What we didn’t mention
While word vectorization is an elegant way to solve many practical text processing problems, it does have a few shortcomings and considerations:
Word vectorization requires a lot of text. You can download pretrained word vectors yourself, but if you have a highly specialized vocabulary then you’ll need to train your own word vectors and have a lot of example text. Typically this means hundreds of millions of words, which is the equivalent of 1,000 books, 500,000 comments, or 4,000,000 tweets.
Cleaning the text. You’ll need to clean the words of punctuation and normalize Unicode11 characters, which can take significant manual effort. In this case, there are a few tools that can help like FTFY, SpaCy, NLTK, and the Stanford Core NLP. SpaCy even comes with word vector support built-in.
Memory & performance. The training of vectors requires a high-memory and high-performance multicore machine. Training can take several hours to several days but shouldn’t need frequent retraining. If you use pretrained vectors, then this isn’t an issue.
Databases. Modern SQL systems aren’t well-suited to performing the vector addition, subtraction and multiplication searching in vector space requires. There are a few libraries that will help you quickly find the most similar items12: annoy, ball trees, locality-sensitive hashing (LSH) or FLANN.
False-positives & exactness. Despite the impressive results that come with word vectorization, no NLP technique is perfect. Take care that your system is robust to results that a computer deems relevant but an expert human wouldn’t.
The goal of this post was to convince you that word vectors give us a simple and flexible platform for understanding text. We’ve covered a few diverse examples that should help build your confidence in developing and deploying NLP systems and what problems they can solve. While most coverage of word vectors has been from a scientific angle, or demonstrating toy examples, we at Stitch Fix think this technology is ripe for industrial application.
In fact, Stitch Fix is the perfect testbed for these kinds of new technologies: with expert stylists in the loop, we can move rapidly on new and prototypical algorithms without worrying too much about edge and corner cases. The creative world of fashion is one of the few domains left that computers don’t understand. If you’re interested in helping us break down that wall, apply!
There are a few miscellaneous topics that we didn’t have room to cover or were too peripheral:
Translating word-by-word English into Spanish is equivalent to matrix rotations. This means that all of the basic linear algebra operators (addition, subtraction, dot products, and matrix rotations) have meaningful functions on human language.
Word vectors can also be used to find the odd word out.
Interestingly, the same skip-gram algorithm can be applied to a social graph instead of sentence structure. The authors equate a sequence of social network graph visits (a random walk) to a sequence of words (a sentence in word2vec) to generate a dense summary vector.
A brief but very visual overview of distributed representations is available here.
Intriguingly, the word2vec algorithm can be reinterpreted as a matrix factorization method using point-wise mutual information.
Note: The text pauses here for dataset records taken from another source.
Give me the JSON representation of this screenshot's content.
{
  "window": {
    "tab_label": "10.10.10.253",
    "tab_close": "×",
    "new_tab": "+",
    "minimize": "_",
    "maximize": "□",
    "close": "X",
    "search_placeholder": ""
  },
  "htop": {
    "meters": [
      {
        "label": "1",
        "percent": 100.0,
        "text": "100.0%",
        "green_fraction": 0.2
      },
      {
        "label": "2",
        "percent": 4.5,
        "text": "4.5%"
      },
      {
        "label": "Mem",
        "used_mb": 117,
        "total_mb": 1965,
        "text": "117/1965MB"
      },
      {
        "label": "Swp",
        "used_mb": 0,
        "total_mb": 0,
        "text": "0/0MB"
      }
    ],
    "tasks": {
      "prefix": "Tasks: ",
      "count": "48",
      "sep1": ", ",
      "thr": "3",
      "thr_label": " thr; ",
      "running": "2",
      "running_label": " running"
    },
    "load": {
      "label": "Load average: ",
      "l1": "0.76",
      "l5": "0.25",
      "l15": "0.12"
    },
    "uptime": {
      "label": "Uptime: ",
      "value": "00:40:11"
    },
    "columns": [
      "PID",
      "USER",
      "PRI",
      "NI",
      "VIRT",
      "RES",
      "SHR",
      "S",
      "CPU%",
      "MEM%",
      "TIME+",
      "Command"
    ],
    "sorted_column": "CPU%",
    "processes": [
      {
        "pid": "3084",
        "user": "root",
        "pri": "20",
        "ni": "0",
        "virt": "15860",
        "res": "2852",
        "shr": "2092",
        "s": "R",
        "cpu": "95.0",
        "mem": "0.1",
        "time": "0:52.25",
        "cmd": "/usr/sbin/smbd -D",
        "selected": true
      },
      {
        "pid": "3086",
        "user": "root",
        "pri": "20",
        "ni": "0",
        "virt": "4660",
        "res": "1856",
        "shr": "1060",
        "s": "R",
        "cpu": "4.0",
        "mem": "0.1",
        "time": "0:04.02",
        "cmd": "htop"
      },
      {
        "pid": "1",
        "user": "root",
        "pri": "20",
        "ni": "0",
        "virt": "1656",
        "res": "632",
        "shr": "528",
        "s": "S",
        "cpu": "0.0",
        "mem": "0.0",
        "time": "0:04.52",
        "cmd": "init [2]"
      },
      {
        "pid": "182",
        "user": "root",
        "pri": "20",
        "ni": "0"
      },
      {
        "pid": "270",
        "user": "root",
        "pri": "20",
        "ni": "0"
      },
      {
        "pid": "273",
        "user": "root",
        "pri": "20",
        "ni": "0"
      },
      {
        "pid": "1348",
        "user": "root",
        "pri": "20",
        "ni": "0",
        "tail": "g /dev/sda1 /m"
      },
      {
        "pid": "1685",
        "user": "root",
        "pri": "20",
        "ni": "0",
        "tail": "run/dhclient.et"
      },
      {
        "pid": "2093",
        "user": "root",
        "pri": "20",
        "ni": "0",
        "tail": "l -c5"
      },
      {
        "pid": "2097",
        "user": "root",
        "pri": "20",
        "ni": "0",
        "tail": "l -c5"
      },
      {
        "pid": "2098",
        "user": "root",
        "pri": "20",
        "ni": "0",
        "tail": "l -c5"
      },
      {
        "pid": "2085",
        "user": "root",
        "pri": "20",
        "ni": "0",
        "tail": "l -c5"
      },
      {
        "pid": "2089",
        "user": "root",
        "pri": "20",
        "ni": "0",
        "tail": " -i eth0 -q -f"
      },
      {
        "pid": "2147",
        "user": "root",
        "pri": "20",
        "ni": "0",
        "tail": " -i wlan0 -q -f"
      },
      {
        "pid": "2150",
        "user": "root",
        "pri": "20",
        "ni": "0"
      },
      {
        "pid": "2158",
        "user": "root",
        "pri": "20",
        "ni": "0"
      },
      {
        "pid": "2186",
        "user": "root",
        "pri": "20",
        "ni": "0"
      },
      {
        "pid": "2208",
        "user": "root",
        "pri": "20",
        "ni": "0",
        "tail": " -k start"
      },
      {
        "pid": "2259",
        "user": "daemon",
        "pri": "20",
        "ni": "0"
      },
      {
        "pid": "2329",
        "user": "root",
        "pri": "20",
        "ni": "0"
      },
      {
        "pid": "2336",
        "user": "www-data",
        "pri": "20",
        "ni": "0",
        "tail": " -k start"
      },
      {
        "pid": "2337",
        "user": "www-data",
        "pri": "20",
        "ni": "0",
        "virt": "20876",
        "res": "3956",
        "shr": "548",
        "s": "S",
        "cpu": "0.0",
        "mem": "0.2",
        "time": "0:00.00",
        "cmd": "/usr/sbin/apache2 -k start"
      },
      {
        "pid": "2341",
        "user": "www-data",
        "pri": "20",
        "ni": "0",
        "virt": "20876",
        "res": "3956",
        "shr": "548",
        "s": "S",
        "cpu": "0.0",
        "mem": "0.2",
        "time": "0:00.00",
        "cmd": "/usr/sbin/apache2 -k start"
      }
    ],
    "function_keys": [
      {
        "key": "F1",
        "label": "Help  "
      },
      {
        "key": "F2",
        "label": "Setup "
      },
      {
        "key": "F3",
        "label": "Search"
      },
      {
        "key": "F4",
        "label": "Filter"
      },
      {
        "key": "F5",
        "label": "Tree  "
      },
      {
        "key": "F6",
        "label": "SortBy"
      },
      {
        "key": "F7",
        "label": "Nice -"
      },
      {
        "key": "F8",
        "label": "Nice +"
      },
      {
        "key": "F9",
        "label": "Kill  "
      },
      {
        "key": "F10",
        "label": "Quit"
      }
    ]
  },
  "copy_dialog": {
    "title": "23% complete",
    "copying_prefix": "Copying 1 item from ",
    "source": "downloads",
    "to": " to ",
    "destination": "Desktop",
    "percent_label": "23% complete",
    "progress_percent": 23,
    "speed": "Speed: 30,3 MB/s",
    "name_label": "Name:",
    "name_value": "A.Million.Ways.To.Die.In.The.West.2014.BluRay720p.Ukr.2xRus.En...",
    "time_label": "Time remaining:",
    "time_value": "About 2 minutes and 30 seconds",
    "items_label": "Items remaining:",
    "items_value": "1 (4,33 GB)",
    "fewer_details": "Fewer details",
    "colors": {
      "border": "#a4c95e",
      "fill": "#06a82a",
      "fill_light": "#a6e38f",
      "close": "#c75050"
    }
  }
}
This theoretical breakthrough cleanly connects older and faster but more memory-intensive techniques with word2vec’s streaming algorithm approach.
1 See also the original papers, and the subsequently bombastic media frenzy, the race to understand why word2vec works so well, some academic drama on GloVe vs word2vec, and a nice introduction to the algorithms behind word2vec from my friend Radim Řehůřek. ←
2 Although see Omer Levy and Yoav Goldberg’s post for an interesting approach that has the word2vec context defined by parsing the sentence structure. Doing this introduces a more functional similarity between words (see this demo). For example, Hogwarts in word2vec is similar to dementors and dumbledore, as they’re all from Harry Potter, while parsing context gives sunnydale and colinwood as they’re similarly prestigious schools. ←
3 This is describing the ‘skip-gram’ mode of word2vec where the target word is asked to predict the surrounding context. Interestingly, we can also get similar results by doing the reverse: using the surrounding text to predict a word in the middle! This model, called continuous bag-of-words (CBOW), loses word order and so we lose a bit of grammatical information since that’s very sensitive to the position of a word in a sentence. This means CBOW-trained word vectors tend to do worse in a syntactic sense: the resulting vectors more poorly encode whether a word is an adjective or a verb, or a noun. ←
4 More generally, a linear combination of axes encodes the properties. We can attempt to rotate into the correct basis by using PCA (as long as we only include a few nearby words) or visualize that space using t-SNE (although we lose the concept of a single axis encoding structure). ←
5 Compare word vectors to sentiment analysis, which effectively distills everything into one dimension of ‘happy or sad’, or document labeling efforts like Latent Dirichlet Allocations that sort words into a few types. In either case, we can only ask these simpler models to categorize new documents into a few predetermined groups. With word vectors we can encapsulate far more diversity without having to build a labeled training text (and thus with less effort.) ←
This is using an advanced visualization technique called t-SNE. This allows us to project down to 2D while still trying to maintain the local structure. This helps pop up the several word clusters that are near to the word
9 We’ve used cosine similarity to find the nearest items, but, we could’ve chosen the 3COSMUL method. This combines vectors multiplicatively instead of additively and seems to get better results (pdf warning!). This stays truer to cosine distance and in general prevents one word from dominating in any one dimension. ←
11 If you’re using Python 2, this is a great reason to reduce Unicode headaches and switch to Python 3. ←